In the solid state, tris(3,5-di-tert-butylcatecholato)molybdenum(VI) forms a dimer with seven-coordinate molybdenum and bridging catecholates. NMR spectroscopy indicates that the dimeric structure is retained in solution. The molybdenum center has a high affinity for Lewis bases such as pyridine or pyridine-N-oxide, forming seven-coordinate monomers with a capped octahedral geometry, as illustrated by the solid-state structure of (3,5-(t)Bu2Cat)3Mo(py). Structural data indicate that the complexes are best considered as Mo(VI) with substantial $π$ donation from the nonbridging catecholates to molybdenum. Both the dimeric and the monomeric tris(catecholates) react rapidly with water to form free catechol and oxomolybdenum bis(catecholate) complexes.
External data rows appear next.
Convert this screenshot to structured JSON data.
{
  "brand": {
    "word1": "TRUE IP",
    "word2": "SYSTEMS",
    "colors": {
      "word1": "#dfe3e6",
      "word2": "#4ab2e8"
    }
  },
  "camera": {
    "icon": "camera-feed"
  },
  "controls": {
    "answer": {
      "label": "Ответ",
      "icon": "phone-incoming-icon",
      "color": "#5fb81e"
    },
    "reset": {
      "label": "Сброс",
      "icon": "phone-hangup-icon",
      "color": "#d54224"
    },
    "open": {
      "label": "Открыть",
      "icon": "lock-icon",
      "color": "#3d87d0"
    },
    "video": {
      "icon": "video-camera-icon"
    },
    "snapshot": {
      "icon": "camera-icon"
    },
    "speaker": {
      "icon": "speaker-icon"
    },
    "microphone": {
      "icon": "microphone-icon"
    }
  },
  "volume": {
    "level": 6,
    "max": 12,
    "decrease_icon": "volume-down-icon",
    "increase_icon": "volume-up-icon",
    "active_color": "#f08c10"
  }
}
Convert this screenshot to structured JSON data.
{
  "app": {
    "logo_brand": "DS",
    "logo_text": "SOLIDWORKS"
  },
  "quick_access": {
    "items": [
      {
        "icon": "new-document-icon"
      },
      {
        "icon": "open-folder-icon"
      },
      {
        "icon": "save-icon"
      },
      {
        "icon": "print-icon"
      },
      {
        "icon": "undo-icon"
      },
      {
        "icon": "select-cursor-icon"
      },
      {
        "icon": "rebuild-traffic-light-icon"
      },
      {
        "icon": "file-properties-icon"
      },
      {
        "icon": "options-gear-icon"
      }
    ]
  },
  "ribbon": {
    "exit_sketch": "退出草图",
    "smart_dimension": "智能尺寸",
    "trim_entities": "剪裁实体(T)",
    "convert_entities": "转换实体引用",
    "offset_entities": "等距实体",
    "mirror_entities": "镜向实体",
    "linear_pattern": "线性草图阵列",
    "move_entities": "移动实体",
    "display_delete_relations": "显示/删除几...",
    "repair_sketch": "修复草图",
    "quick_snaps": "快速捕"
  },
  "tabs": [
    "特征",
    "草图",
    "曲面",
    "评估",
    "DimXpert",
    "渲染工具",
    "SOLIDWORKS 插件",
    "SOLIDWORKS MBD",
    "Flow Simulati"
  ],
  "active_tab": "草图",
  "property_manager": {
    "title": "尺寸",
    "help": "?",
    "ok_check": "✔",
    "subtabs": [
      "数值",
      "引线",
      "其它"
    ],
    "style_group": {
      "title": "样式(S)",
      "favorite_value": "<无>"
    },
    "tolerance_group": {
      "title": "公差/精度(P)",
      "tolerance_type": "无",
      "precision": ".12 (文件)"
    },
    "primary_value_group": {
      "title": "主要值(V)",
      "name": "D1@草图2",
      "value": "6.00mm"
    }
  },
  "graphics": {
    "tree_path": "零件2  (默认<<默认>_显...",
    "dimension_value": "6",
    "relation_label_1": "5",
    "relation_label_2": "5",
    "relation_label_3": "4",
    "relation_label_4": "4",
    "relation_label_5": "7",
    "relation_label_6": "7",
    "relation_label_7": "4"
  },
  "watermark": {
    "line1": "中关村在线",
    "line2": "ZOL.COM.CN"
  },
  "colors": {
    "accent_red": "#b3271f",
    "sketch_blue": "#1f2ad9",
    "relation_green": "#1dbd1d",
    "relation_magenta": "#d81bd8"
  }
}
Monooxomolybdenum complexes are also obtained, more slowly, on reaction with dioxygen, with organic products consisting mostly of 3,5-di-tert-butyl-1,2-benzoquinone with minor amounts of the extradiol oxidation product 4,6-di-tert-butyl-1-oxacyclohepta-4,6-diene-2,3-dione. The pyridine-N-oxide complex reacts on heating (with excess pyO) to form initially (3,5-(t)Bu2Cat)2MoO(Opy) and ultimately MoO3(Opy), with quinone and free pyridine as the only organic products. The decay of (3,5-(t)Bu2Cat)3Mo(Opy) shows an accelerated, autocatalytic profile because the oxidation of its product, (3,5-(t)Bu2Cat)2MoO(Opy), produces an oxo-rich, catecholate-poor intermediate which rapidly conproportionates with (3,5-(t)Bu2Cat)3Mo(Opy), providing an additional pathway for its conversion to the mono-oxo product. The tris(catecholate) fragment Mo(3,5-(t)Bu2Cat)3 deoxygenates Opy in this nonclassical oxygen atom transfer reaction slightly less rapidly than does its oxidized product, MoO(3,5-(t)Bu2Cat)2.